バッドエンドでしか終われない、それが僕という人間
回顧する。
昔のことは色々あった。
ここでやめとけば、形の上ではハッピーだったのにな、ってことたくさんある。
欲が出てしまったとか、おさまりがつかなかったとか、踏みとどまれない要因はなんだかいつも似て非なるもの。
もう少し先の未来を追及してもいい気がして、もしくは追及しなければ一生後悔しそうで、分岐する道を曲がった。
もう戻れない一方通行の道を深く考えもせずに。
それは恋だったり、仕事だったり、それとは別の人間関係の何かだったりする。
建築の道なんて目指さなければよかったと思った日もあったし、その先の今でもまだ悩んでいる。自分は一体なんなのだと。これは進行形だ。
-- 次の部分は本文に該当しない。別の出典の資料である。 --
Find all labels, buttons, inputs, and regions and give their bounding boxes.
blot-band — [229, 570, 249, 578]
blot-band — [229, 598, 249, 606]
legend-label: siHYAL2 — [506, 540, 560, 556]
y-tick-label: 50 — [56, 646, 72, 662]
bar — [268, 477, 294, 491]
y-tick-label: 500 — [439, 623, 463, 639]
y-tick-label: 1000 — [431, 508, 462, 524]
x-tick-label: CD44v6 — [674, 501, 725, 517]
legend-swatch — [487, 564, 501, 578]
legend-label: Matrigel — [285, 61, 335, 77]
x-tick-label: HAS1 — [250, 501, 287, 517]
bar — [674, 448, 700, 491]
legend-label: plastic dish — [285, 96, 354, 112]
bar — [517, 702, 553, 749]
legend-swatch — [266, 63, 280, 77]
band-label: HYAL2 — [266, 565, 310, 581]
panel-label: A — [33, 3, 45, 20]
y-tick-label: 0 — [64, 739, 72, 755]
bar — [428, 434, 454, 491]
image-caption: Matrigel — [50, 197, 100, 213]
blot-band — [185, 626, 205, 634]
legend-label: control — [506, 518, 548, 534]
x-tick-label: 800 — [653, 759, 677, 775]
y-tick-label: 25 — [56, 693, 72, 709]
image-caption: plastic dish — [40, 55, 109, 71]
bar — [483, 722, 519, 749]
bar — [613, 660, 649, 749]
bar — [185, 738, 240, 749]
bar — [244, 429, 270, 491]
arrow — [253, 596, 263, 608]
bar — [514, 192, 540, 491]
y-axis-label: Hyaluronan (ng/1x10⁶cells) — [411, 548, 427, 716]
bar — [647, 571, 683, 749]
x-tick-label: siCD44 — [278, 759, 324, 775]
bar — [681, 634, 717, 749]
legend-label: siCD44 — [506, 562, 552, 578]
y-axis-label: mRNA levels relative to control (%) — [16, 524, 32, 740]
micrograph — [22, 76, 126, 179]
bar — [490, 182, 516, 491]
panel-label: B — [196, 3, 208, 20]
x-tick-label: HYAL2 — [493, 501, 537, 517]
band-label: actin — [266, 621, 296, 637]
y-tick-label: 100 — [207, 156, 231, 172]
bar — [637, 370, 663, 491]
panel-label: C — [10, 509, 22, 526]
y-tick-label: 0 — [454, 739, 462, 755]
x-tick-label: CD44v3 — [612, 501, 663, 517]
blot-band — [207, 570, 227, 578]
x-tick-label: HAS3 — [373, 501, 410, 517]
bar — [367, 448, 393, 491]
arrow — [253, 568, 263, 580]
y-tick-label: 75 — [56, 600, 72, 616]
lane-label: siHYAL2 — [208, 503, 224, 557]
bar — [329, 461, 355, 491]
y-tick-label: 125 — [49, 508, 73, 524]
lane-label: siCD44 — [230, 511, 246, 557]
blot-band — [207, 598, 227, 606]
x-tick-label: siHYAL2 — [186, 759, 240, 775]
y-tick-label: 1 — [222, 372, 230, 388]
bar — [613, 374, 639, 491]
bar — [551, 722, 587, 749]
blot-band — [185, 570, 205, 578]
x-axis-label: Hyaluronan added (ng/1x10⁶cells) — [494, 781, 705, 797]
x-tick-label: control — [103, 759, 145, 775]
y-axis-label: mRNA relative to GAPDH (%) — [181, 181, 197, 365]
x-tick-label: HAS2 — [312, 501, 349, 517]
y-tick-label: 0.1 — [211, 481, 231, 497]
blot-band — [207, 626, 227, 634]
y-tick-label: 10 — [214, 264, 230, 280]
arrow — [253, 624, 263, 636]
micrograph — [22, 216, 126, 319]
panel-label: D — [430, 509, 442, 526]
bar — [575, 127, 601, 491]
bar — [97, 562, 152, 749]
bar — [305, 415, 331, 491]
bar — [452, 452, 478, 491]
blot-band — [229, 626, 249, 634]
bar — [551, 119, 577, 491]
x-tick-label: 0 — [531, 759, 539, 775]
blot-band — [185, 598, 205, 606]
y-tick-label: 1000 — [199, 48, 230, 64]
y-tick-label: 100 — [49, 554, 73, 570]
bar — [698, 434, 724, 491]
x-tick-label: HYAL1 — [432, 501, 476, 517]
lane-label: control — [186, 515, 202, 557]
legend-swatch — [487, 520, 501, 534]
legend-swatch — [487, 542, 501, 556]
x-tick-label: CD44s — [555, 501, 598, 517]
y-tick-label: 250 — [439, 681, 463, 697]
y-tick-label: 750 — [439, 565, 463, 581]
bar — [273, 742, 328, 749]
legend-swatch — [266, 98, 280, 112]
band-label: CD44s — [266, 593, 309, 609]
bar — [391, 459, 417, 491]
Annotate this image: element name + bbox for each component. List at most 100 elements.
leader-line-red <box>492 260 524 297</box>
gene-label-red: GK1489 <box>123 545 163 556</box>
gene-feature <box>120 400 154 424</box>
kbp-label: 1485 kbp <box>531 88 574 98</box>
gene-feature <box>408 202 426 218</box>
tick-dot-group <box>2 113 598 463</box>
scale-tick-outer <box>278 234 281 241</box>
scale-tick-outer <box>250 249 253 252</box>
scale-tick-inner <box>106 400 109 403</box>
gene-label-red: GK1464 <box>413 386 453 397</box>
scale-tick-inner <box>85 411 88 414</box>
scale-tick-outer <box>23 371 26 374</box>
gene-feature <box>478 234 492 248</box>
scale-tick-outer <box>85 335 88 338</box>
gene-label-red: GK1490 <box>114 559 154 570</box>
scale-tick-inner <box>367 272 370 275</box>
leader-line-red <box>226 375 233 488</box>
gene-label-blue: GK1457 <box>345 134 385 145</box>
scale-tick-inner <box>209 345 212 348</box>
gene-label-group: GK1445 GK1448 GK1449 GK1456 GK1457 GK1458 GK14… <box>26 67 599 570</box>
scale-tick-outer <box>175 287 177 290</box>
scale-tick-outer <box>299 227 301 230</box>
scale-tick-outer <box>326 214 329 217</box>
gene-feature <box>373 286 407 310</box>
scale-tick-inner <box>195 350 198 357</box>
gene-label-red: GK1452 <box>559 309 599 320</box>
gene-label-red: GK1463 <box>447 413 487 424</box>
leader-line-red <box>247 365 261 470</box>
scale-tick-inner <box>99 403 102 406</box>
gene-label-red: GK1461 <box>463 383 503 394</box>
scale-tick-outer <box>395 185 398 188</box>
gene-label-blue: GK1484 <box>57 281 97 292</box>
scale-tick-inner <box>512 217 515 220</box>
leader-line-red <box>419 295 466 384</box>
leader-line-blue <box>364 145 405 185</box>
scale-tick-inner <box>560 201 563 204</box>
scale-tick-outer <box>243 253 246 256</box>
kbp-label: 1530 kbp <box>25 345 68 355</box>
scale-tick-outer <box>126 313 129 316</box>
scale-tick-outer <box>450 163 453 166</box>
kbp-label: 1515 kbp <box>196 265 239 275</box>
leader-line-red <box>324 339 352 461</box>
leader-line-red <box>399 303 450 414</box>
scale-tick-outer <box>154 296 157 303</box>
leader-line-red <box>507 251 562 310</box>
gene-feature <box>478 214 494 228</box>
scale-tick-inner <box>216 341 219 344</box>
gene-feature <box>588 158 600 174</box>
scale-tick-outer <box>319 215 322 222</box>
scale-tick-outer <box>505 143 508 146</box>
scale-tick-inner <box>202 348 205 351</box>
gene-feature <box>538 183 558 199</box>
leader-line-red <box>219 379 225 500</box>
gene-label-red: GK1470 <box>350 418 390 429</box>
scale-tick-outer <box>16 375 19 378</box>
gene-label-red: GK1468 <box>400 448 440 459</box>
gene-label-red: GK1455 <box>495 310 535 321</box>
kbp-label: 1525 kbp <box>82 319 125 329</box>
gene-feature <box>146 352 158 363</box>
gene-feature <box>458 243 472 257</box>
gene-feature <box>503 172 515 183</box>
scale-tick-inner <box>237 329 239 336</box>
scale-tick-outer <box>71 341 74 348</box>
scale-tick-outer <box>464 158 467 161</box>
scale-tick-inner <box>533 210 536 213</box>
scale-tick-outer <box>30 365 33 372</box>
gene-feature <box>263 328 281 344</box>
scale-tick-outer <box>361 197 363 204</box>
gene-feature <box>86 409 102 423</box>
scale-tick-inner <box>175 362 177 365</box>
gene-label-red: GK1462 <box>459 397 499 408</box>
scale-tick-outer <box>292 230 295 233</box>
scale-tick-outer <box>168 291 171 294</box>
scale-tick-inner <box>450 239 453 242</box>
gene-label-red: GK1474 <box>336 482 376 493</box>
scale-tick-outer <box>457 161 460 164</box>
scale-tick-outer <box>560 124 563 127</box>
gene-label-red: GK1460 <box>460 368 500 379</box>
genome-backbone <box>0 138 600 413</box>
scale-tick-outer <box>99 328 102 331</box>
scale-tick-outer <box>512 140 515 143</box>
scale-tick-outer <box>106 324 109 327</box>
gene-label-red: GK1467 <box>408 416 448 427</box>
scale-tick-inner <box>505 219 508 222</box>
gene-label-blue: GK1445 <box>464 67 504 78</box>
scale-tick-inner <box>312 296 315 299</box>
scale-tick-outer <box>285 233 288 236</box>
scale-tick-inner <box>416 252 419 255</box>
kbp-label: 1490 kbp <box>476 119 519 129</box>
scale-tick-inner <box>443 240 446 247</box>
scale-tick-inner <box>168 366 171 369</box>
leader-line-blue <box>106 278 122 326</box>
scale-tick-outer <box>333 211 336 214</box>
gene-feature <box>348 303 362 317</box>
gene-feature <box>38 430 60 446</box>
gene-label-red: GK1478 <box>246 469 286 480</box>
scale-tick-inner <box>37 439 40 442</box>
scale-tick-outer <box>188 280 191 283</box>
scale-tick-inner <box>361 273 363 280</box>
片想いのあの人と、もうこれ以上逢えないと云われて綺麗な言葉を掛け合って別れた。
その夜の数ヵ月後、アルコールの摂りすぎで勢い余って押したダイヤル。見苦しい言葉を受話器越しに発した僕の向こう側で、彼女は何を思ったのだろう。
ささいなことばかりだけれど、色々あった。
なぜここにきて思い出すのだろう。
昔、会社の上司の人間的に下卑た行いを目の前にして、何も行動することができなかった。黙っていた。収入が絶たれることが怖かった。
僕は会社を辞めることで独り善がりの贖罪になると考えたのかもしれない、若しくはただ逃げたかったのかもしれない。そして僕の無意識の狙い通り、会社から離れることが記憶に被せる蓋となった。のうのうと生きている。
悔やむことはありすぎるけれど、幸い、僕はまだ生きていて、僕の周りの出来事や人々もまだなにも終わっていないことを、感じることができている。